Joseph Roberts-University of Manchester, David Lawrence-Newcastle University
A series of panels on biohacking, enhancement, and their regulatory implications, taking place as part of MANCEPT 2017 at the University of Manchester, September 11-13, 2017
Technologies are increasingly being incorporated into the body. ‘Grinder’ and biohacking movements are gaining momentum as more and more individuals are beginning to practice increasingly extreme body modifications; using technology to enhance, extend and modify the capabilities of the human body. Amal Graafstra has incorporated Near Field Communication Chips (NFC) and Radio Frequency Identification Chips (RDIF) into his hands in order to enable him to access his home, office and car without the use of keys and access password protected websites and hardware in a secure manner. Tim Cannon implanted a prototype (Circadia) that collected and transmitted biometric data wirelessly to a smartphone under his skin, enabling him to closely monitor his body temperature. A consumer friendly version of Circadia is being developed that will allow measurement of blood glucose and blood oxygen levels as well as blood pressure and temperature.

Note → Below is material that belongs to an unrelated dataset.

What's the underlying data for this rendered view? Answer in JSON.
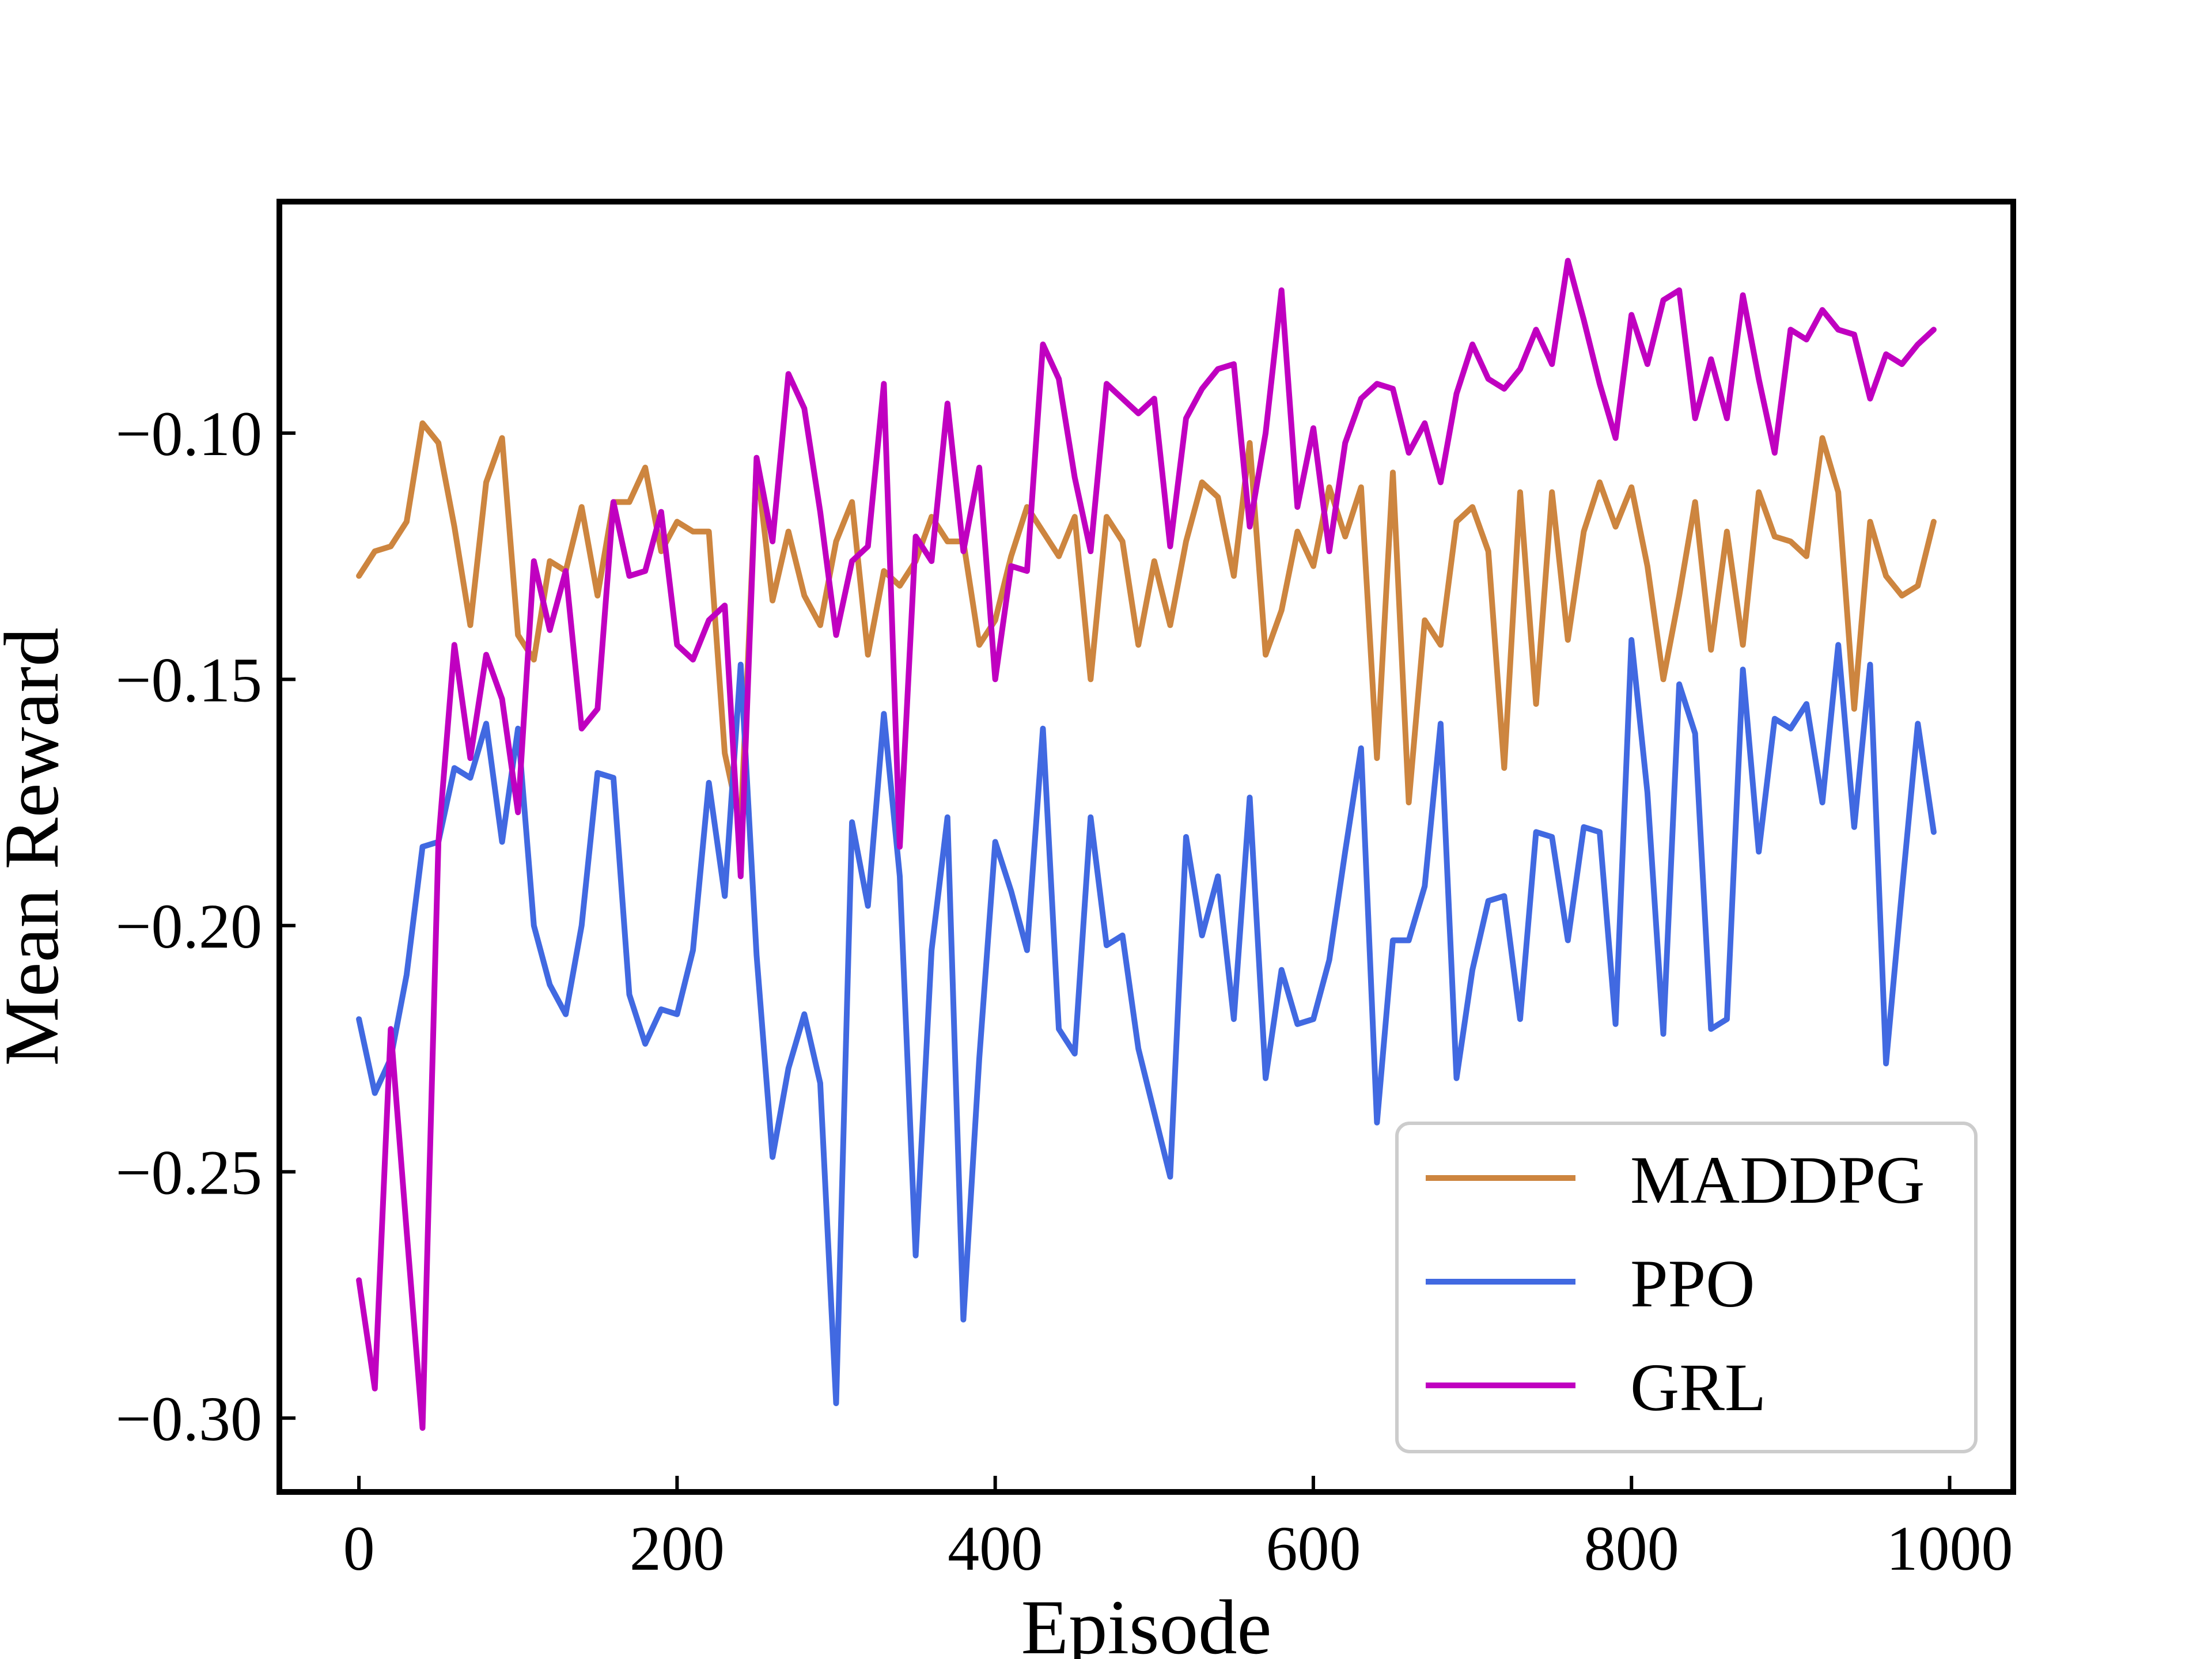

Other biohackers have implanted magnets in their fingertips to sense magnetic fields (giving them a form of sixth sense) and into their tragi to transmit sound directly into the ears. Naltrexone (an opioid receptor antagonist) implants can be inserted into the lower abdomen in order to aid recovery in opioid addicts by precluding individuals from experiencing the effects of drugs like heroin and morphine. Developments such as these offer tantalising possibilities in terms of convenience, privacy, our relationship to and experience of the natural world, and increased health; but also bring with them significant ethical questions concerning our relationship to our bodies, the limits of consent, and the role of doctors (and other professionals working in clinical and periclinical scenarios).